Overall, there are many questions which are yet to be answered regarding polyploidy in myocytes. For example, the physiological role of cardiomyocyte polyploidy is still unclear, as are the precise cues which induce it postnatally in mammals. Despite the evidence that cardiomyocyte polyploidy prevents heart regeneration in the face of injury, how this occurs specifically in the heart and not in organs such as the liver is unclear. Research on cardiomyocyte polyploidy could potentially be applied to discovering strategies to regenerate diseased or injured hearts.
Gan, P., Patterson, M. & Sucov, H. M. (2020) Cardiomyocyte Polyploidy and Implications for Heart Regeneration. Annual Review of Physiology. 82 (1), 45-61. Available from: doi: 10.1146/annurev-physiol-021119-034618.

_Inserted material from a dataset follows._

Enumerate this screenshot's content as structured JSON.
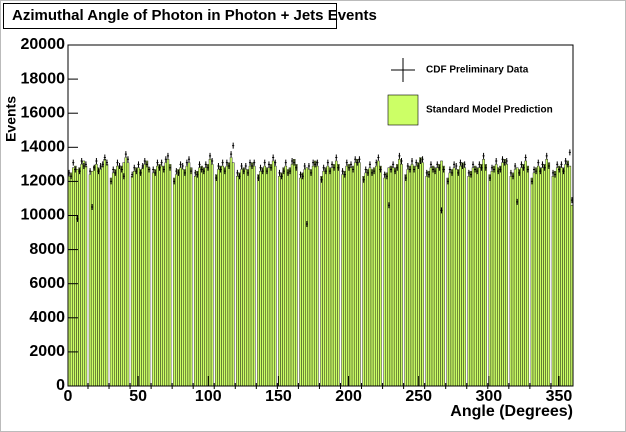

Kadow, Z. A. & Martin, J. F. (2018) A Role for Ploidy in Heart Regeneration. Developmental Cell. 44 (4), 403-404. Available from: doi: 10.1016/j.devcel.2018.02.004.
Leja, M. J., Shah, D. J. & Reardon, M. J. (2011) Primary cardiac tumors. Texas Heart Institute Journal. 38 (3), 261-262. Available from: https://pubmed.ncbi.nlm.nih.gov/21720466
Wouter, D. & Olaf, B. (2020) Polyploidy in Cardiomyocytes. Circulation Research. 126 (4), 552-565. Available from: doi: 10.1161/CIRCRESAHA.119.315408.
Zhang, S., Zhou, K., Luo, X., Li, L., Tu, H., Sehgal, A., Nguyen, L. H., Zhang, Y., Gopal, P., Tarlow, B. D., Siegwart, D. J. & Zhu, H. (2018) The Polyploid State Plays a Tumor-Suppressive Role in the Liver. Developmental Cell. 44 (4), 447-459.e5. Available from: doi: 10.1016/j.devcel.2018.01.010.
Zhipei, L., Shijing, Y., Xiaobo, C., Thomas, K. & Thomas, B. (2010) Regulation of Cardiomyocyte Polyploidy and Multinucleation by CyclinG1. Circulation Research. 106 (9), 1498-1506. Available from: doi: 10.1161/CIRCRESAHA.109.211888.